Monday, September 25, 2006

Duke lacrosse: Custom, interest, and the pursuit of truth

Like the Plame/Wilson case, the Duke lacrosse travesty presents us with a legal case in which the MSM is both chronicler and secret-keeper. While they tout the public’s “right to know” as they try to unseal court records and publish salacious minutia, they also hide important information from public when it serves their interest or ideology.

Crystal Mess highlights a serious example of this at the Raleigh News and Observer. On 25 March, the N&O ran a sympathetic piece on the escort at the center of the case. They included excerpts from an interview she gave their reporter. The N&O admitted that they applied an interesting bit of news judgment in reporting her statements:

[Managing Editor Linda] Williams said editors and the reporter discussed the fairness issue at length before interviewing the woman and publishing the story. The governing decision, she said, was to print only information from the interview that conformed with the police reports. "We limited for publication the statements from the woman that were in line with what she said in the police report," Williams said. Other information from the interview has not been published.
We now know that the accuser has given contradictory statements to police and other investigators. What the N&O has not told us is what contradictory statements she gave their reporters.

Nor has the N&O revisited that interview in light of their own subsequent reporting. In the 25 march interview, the accuser claimed that she was nervous the night of the lax party because she had never danced in front of a large group before. She stated that she had only recently gone to work as a dancer and had only done a few one on one performances.

The accuser had worked for an escort company for two months, doing one-on-one dates about three times a week."It wasn't the greatest job," she said, her voice trailing off. But with two children, and a full class load at N.C. Central University, it paid well and fit her schedule.This was the first time she had been hired to dance provocatively for a group, she said.
The N&O did an interview with one of her drivers that calls this into question. He told the paper that he had seen the accuser dancing at two strip clubs in the Raleigh area. In addition, the police have statements that indicate that the accuser had six one-on-one motel “dates” on the weekend prior to the lax party.

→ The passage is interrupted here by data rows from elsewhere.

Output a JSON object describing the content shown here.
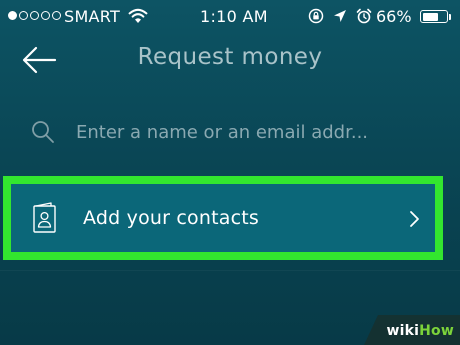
{
  "status_bar": {
    "signal_bars_filled": 1,
    "signal_bars_total": 5,
    "carrier": "SMART",
    "wifi_icon": "wifi-icon",
    "time": "1:10 AM",
    "icons": [
      "orientation-lock-icon",
      "location-arrow-icon",
      "alarm-clock-icon"
    ],
    "battery_percent_label": "66%",
    "battery_level": 0.66
  },
  "header": {
    "back_icon": "arrow-left-icon",
    "title": "Request money"
  },
  "search": {
    "icon": "search-icon",
    "placeholder": "Enter a name or an email addr..."
  },
  "contacts_row": {
    "icon": "contact-card-icon",
    "label": "Add your contacts",
    "chevron_icon": "chevron-right-icon",
    "highlight_color": "#33e62f"
  },
  "colors": {
    "background": "#0a4655",
    "row_background": "#0b6779",
    "title_text": "#a9c3c9",
    "placeholder_text": "#8aa9b1"
  },
  "watermark": {
    "wiki": "wiki",
    "how": "How"
  }
}
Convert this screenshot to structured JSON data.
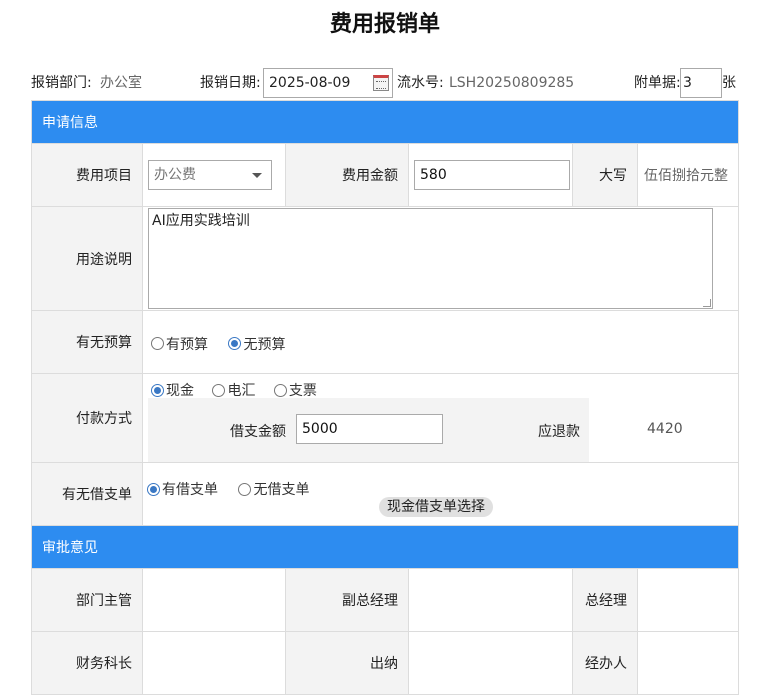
{
  "title": "费用报销单",
  "header": {
    "dept_label": "报销部门:",
    "dept_value": "办公室",
    "date_label": "报销日期:",
    "date_value": "2025-08-09",
    "serial_label": "流水号:",
    "serial_value": "LSH20250809285",
    "attach_label": "附单据:",
    "attach_value": "3",
    "attach_unit": "张"
  },
  "apply_section": {
    "title": "申请信息",
    "expense_item_label": "费用项目",
    "expense_item_value": "办公费",
    "amount_label": "费用金额",
    "amount_value": "580",
    "upper_label": "大写",
    "upper_value": "伍佰捌拾元整",
    "purpose_label": "用途说明",
    "purpose_value": "AI应用实践培训",
    "budget_label": "有无预算",
    "budget_options": [
      "有预算",
      "无预算"
    ],
    "budget_selected": "无预算",
    "payment_label": "付款方式",
    "payment_options": [
      "现金",
      "电汇",
      "支票"
    ],
    "payment_selected": "现金",
    "loan_amount_label": "借支金额",
    "loan_amount_value": "5000",
    "refund_label": "应退款",
    "refund_value": "4420",
    "loan_label": "有无借支单",
    "loan_options": [
      "有借支单",
      "无借支单"
    ],
    "loan_selected": "有借支单",
    "loan_select_button": "现金借支单选择"
  },
  "approve_section": {
    "title": "审批意见",
    "dept_manager": "部门主管",
    "vice_gm": "副总经理",
    "gm": "总经理",
    "finance_chief": "财务科长",
    "cashier": "出纳",
    "handler": "经办人"
  }
}
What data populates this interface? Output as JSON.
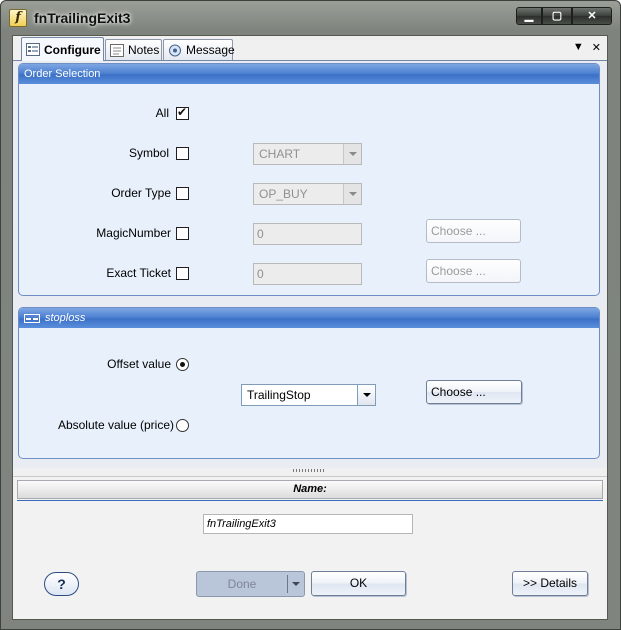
{
  "window": {
    "title": "fnTrailingExit3",
    "icon_letter": "f",
    "controls": [
      "minimize-icon",
      "maximize-icon",
      "close-icon"
    ]
  },
  "tabs": [
    {
      "label": "Configure",
      "icon": "configure-icon",
      "active": true
    },
    {
      "label": "Notes",
      "icon": "notes-icon",
      "active": false
    },
    {
      "label": "Message",
      "icon": "message-icon",
      "active": false
    }
  ],
  "tab_tools": {
    "menu_icon": "▼",
    "close_icon": "✕"
  },
  "order_selection": {
    "title": "Order Selection",
    "all_label": "All",
    "all_checked": true,
    "symbol_label": "Symbol",
    "symbol_value": "CHART",
    "order_type_label": "Order Type",
    "order_type_value": "OP_BUY",
    "magic_label": "MagicNumber",
    "magic_value": "0",
    "magic_choose": "Choose ...",
    "ticket_label": "Exact Ticket",
    "ticket_value": "0",
    "ticket_choose": "Choose ..."
  },
  "stoploss": {
    "title": "stoploss",
    "offset_label": "Offset value",
    "offset_selected": true,
    "offset_combo_value": "TrailingStop",
    "offset_choose": "Choose ...",
    "absolute_label": "Absolute value (price)"
  },
  "name_section": {
    "header": "Name:",
    "value": "fnTrailingExit3"
  },
  "footer": {
    "help_label": "?",
    "done_label": "Done",
    "ok_label": "OK",
    "details_label": ">> Details"
  },
  "colors": {
    "group_header": "#4f82d2",
    "group_body": "#e7f0fb",
    "frame": "#7e847d"
  }
}
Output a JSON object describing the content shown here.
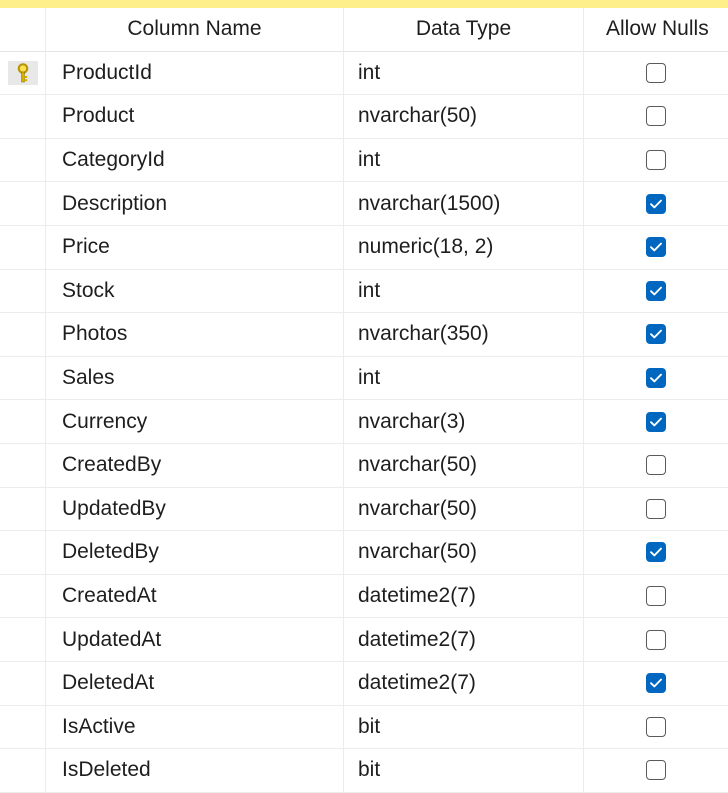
{
  "header": {
    "column_name": "Column Name",
    "data_type": "Data Type",
    "allow_nulls": "Allow Nulls"
  },
  "columns": [
    {
      "name": "ProductId",
      "type": "int",
      "allow_nulls": false,
      "primary_key": true
    },
    {
      "name": "Product",
      "type": "nvarchar(50)",
      "allow_nulls": false
    },
    {
      "name": "CategoryId",
      "type": "int",
      "allow_nulls": false
    },
    {
      "name": "Description",
      "type": "nvarchar(1500)",
      "allow_nulls": true
    },
    {
      "name": "Price",
      "type": "numeric(18, 2)",
      "allow_nulls": true
    },
    {
      "name": "Stock",
      "type": "int",
      "allow_nulls": true
    },
    {
      "name": "Photos",
      "type": "nvarchar(350)",
      "allow_nulls": true
    },
    {
      "name": "Sales",
      "type": "int",
      "allow_nulls": true
    },
    {
      "name": "Currency",
      "type": "nvarchar(3)",
      "allow_nulls": true
    },
    {
      "name": "CreatedBy",
      "type": "nvarchar(50)",
      "allow_nulls": false
    },
    {
      "name": "UpdatedBy",
      "type": "nvarchar(50)",
      "allow_nulls": false
    },
    {
      "name": "DeletedBy",
      "type": "nvarchar(50)",
      "allow_nulls": true
    },
    {
      "name": "CreatedAt",
      "type": "datetime2(7)",
      "allow_nulls": false
    },
    {
      "name": "UpdatedAt",
      "type": "datetime2(7)",
      "allow_nulls": false
    },
    {
      "name": "DeletedAt",
      "type": "datetime2(7)",
      "allow_nulls": true
    },
    {
      "name": "IsActive",
      "type": "bit",
      "allow_nulls": false
    },
    {
      "name": "IsDeleted",
      "type": "bit",
      "allow_nulls": false
    }
  ],
  "icons": {
    "primary_key": "key-icon",
    "checked": "checkmark-icon"
  },
  "colors": {
    "checkbox_checked": "#0067c0",
    "key": "#d4b000",
    "header_strip": "#ffef8a"
  }
}
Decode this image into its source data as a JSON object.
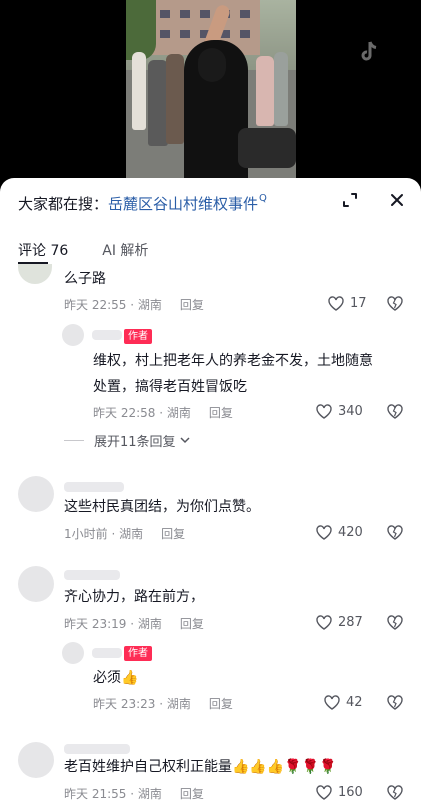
{
  "video": {
    "icon": "tiktok-logo-icon"
  },
  "search": {
    "prefix": "大家都在搜：",
    "query": "岳麓区谷山村维权事件",
    "mark": "Q"
  },
  "tabs": [
    {
      "label": "评论 76"
    },
    {
      "label": "AI 解析"
    }
  ],
  "comments": [
    {
      "text_lines": [
        "么子路"
      ],
      "time": "昨天 22:55 · 湖南",
      "reply_label": "回复",
      "likes": "17"
    },
    {
      "author_tag": "作者",
      "text_lines": [
        "维权，村上把老年人的养老金不发，土地随意",
        "处置，搞得老百姓冒饭吃"
      ],
      "time": "昨天 22:58 · 湖南",
      "reply_label": "回复",
      "likes": "340"
    },
    {
      "text_lines": [
        "这些村民真团结，为你们点赞。"
      ],
      "time": "1小时前 · 湖南",
      "reply_label": "回复",
      "likes": "420"
    },
    {
      "text_lines": [
        "齐心协力，路在前方，"
      ],
      "time": "昨天 23:19 · 湖南",
      "reply_label": "回复",
      "likes": "287"
    },
    {
      "author_tag": "作者",
      "text_lines": [
        "必须👍"
      ],
      "time": "昨天 23:23 · 湖南",
      "reply_label": "回复",
      "likes": "42"
    },
    {
      "text_lines": [
        "老百姓维护自己权利正能量👍👍👍🌹🌹🌹"
      ],
      "time": "昨天 21:55 · 湖南",
      "reply_label": "回复",
      "likes": "160"
    }
  ],
  "expand_replies": "展开11条回复",
  "colors": {
    "link": "#2b5ea7",
    "author_tag": "#fe2c55",
    "meta": "#8a8b91"
  }
}
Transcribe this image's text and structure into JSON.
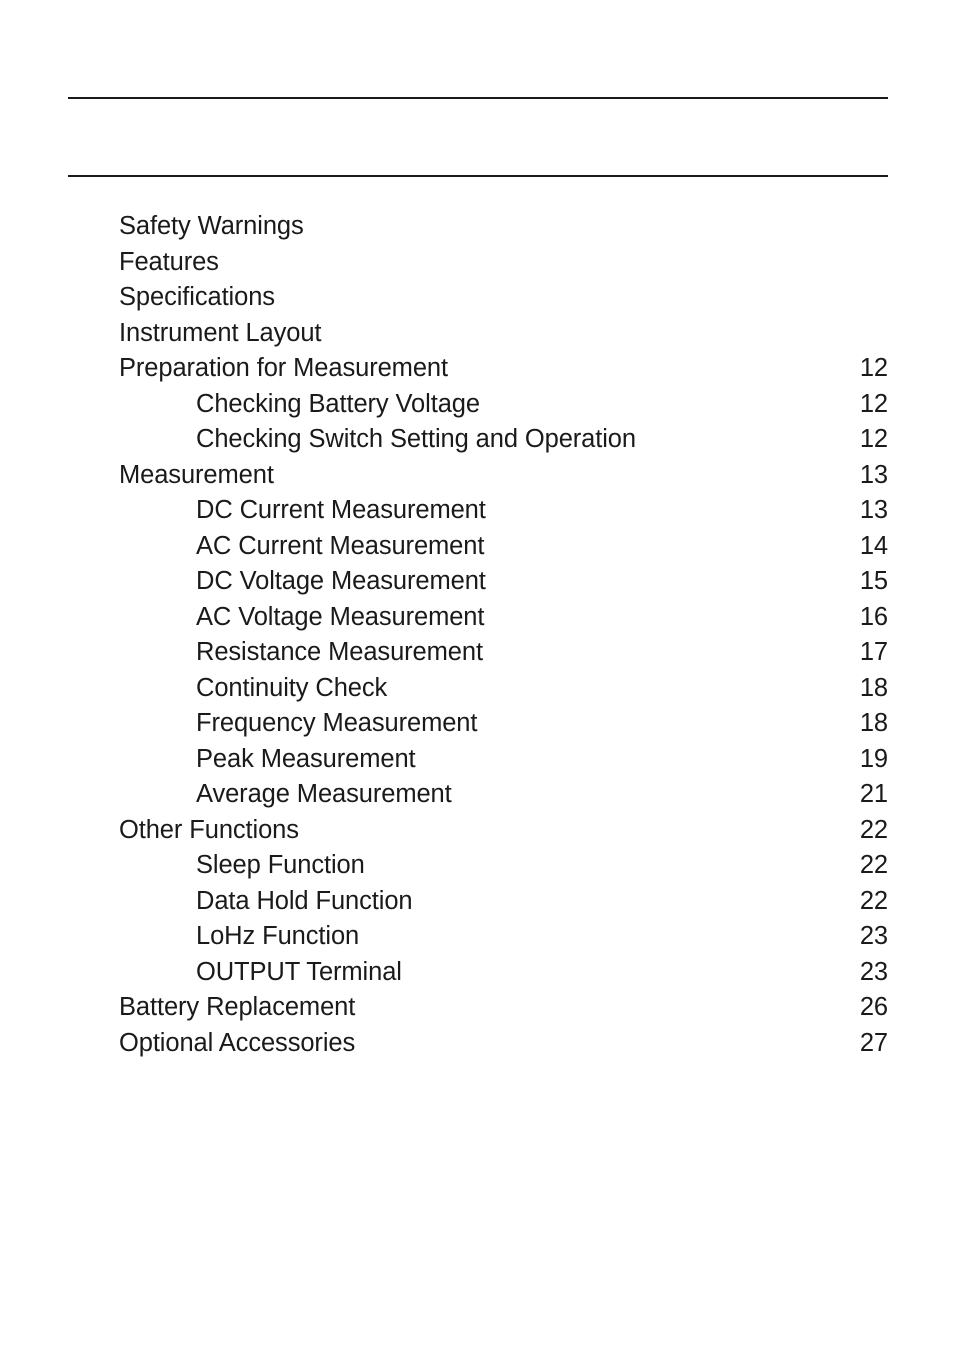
{
  "document": {
    "header_title": "",
    "rule_color": "#1a1a1a",
    "text_color": "#1a1a1a",
    "background_color": "#ffffff"
  },
  "toc": {
    "entries": [
      {
        "label": "Safety Warnings",
        "page": "",
        "level": 1
      },
      {
        "label": "Features",
        "page": "",
        "level": 1
      },
      {
        "label": "Specifications",
        "page": "",
        "level": 1
      },
      {
        "label": "Instrument Layout",
        "page": "",
        "level": 1
      },
      {
        "label": "Preparation for Measurement",
        "page": "12",
        "level": 1
      },
      {
        "label": "Checking Battery Voltage",
        "page": "12",
        "level": 2
      },
      {
        "label": "Checking Switch Setting and Operation",
        "page": "12",
        "level": 2
      },
      {
        "label": "Measurement",
        "page": "13",
        "level": 1
      },
      {
        "label": "DC Current Measurement",
        "page": "13",
        "level": 2
      },
      {
        "label": "AC Current Measurement",
        "page": "14",
        "level": 2
      },
      {
        "label": "DC Voltage Measurement",
        "page": "15",
        "level": 2
      },
      {
        "label": "AC Voltage Measurement",
        "page": "16",
        "level": 2
      },
      {
        "label": "Resistance Measurement",
        "page": "17",
        "level": 2
      },
      {
        "label": "Continuity Check",
        "page": "18",
        "level": 2
      },
      {
        "label": "Frequency Measurement",
        "page": "18",
        "level": 2
      },
      {
        "label": "Peak Measurement",
        "page": "19",
        "level": 2
      },
      {
        "label": "Average Measurement",
        "page": "21",
        "level": 2
      },
      {
        "label": "Other Functions",
        "page": "22",
        "level": 1
      },
      {
        "label": "Sleep Function",
        "page": "22",
        "level": 2
      },
      {
        "label": "Data Hold Function",
        "page": "22",
        "level": 2
      },
      {
        "label": "LoHz Function",
        "page": "23",
        "level": 2
      },
      {
        "label": "OUTPUT Terminal",
        "page": "23",
        "level": 2
      },
      {
        "label": "Battery Replacement",
        "page": "26",
        "level": 1
      },
      {
        "label": "Optional Accessories",
        "page": "27",
        "level": 1
      }
    ]
  }
}
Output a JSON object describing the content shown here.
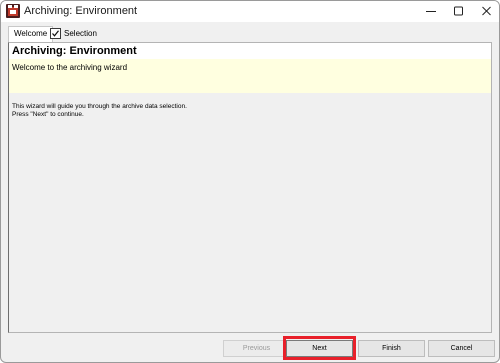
{
  "window": {
    "title": "Archiving: Environment"
  },
  "tabs": {
    "welcome_label": "Welcome",
    "selection_label": "Selection",
    "selection_checked": true
  },
  "content": {
    "title": "Archiving: Environment",
    "subtitle": "Welcome to the archiving wizard",
    "description_line1": "This wizard will guide you through the archive data selection.",
    "description_line2": "Press \"Next\" to continue."
  },
  "buttons": {
    "previous_label": "Previous",
    "next_label": "Next",
    "finish_label": "Finish",
    "cancel_label": "Cancel",
    "previous_enabled": false
  },
  "colors": {
    "highlight": "#e8202a",
    "header_background": "#ffffe0"
  },
  "icons": {
    "app": "archive-app-icon",
    "minimize": "minimize-icon",
    "maximize": "maximize-icon",
    "close": "close-icon",
    "checkbox": "checkmark-icon"
  }
}
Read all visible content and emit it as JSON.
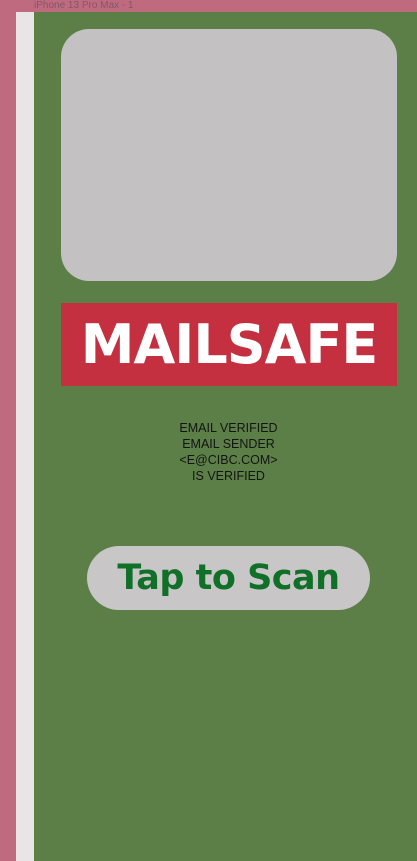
{
  "frame": {
    "label": "iPhone 13 Pro Max - 1"
  },
  "brand": {
    "name": "MAILSAFE",
    "colors": {
      "banner": "#c53040",
      "text": "#ffffff"
    }
  },
  "status": {
    "line1": "EMAIL VERIFIED",
    "line2": "EMAIL SENDER",
    "line3": "<E@CIBC.COM>",
    "line4": "IS VERIFIED"
  },
  "scan_button": {
    "label": "Tap to Scan",
    "colors": {
      "background": "#c9c6c7",
      "text": "#117028"
    }
  },
  "theme": {
    "screen_background": "#5b7f47",
    "outer_background": "#c06a80",
    "placeholder": "#c4c1c2"
  }
}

As Crystal Mess writes, it is time for the News and Observer to stop hiding what they know.

This N&O cover-up is an extreme example. The more common form of the problem grows out of the MSM’s love of unnamed sources. They get the best nuggets when their source knows they will remain anonymous. But their custom of protecting those sources also makes it easier for leakers to lie and dissemble. (See here.)

For example, DA Nifong now piously claims that he cannot discuss the case because indictments were handed up. Yet there were leaks from the prosecution long after the indictments of Seligman and Finerty. For example, someone showed their files to the New York Times reporters for their recent pro-Nifong story. Someone tipped reporters to the partial DNA “match” from the second round of testing before the documents were handed over to the defense.

The MSM is letting the DA and DPD get away with dishonest spin. Publicly they claim they cannot discuss the case. Off the record they feed reporters information. In essence the customs of the MSM guild (protect anonymous sources) allows public officials to lie.

Ruth Sheehan gave us a small but revealing example of how this guild custom leads to intellectual laziness and professional corruption. She had mocked bloggers for questioning the arrest of cab driver Moezeldin Elmostafa. When the trial showed that the case was as weak as bloggers said, she backpedaled and tossed out a weak justification:

Before the trial, word was that the "aided and abetted" shoplifter in the case would testify against Elmo. Also, the authorities had a security tape proving Elmo's involvement.

Let's just say that neither one panned out.

The shoplifter never testified. And the tape? Well, that was like going live with Geraldo Rivera when he opened Al Capone's vault: There was nothing there.
Instead of showing a cab speeding away from the scene of a crime, the tape showed the shoplifter hiding her bags behind her hip, then getting in the backseat and closing the door. Then the cab pulled away from the curb
.

“Word was”. What she really means is that sources inside of Nifong’s office and the DPD provided misleading information about their evidence. Is she outraged about that? No, she is more concerned with saving face in her tussle with the blogosphere. Besides, if she was too hard on those prosecution sources the N&O might miss out on some of those photo-friendly perp walks.

In criminal cases the use of unnamed sources skews the media coverage toward the prosecution. A good source in the DA’s office will give a crime beat writer a steady stream of exclusives and front page stories. Reporters have a powerful incentive to stay on good terms with those sources and avoid subjects that antagonize them. Defense sources are less useful to journalists and, hence, do not receive the same kid glove treatment.

What is good for reporters, however, is bad for the legal system. There are few checks on the power of prosecutors. The press could provide some scrutiny of their actions as they wield their enormous power. They rarely do so because they value their “exclusive” stories from anonymous sources. The public interest comes in a distant second to short-term self-interest.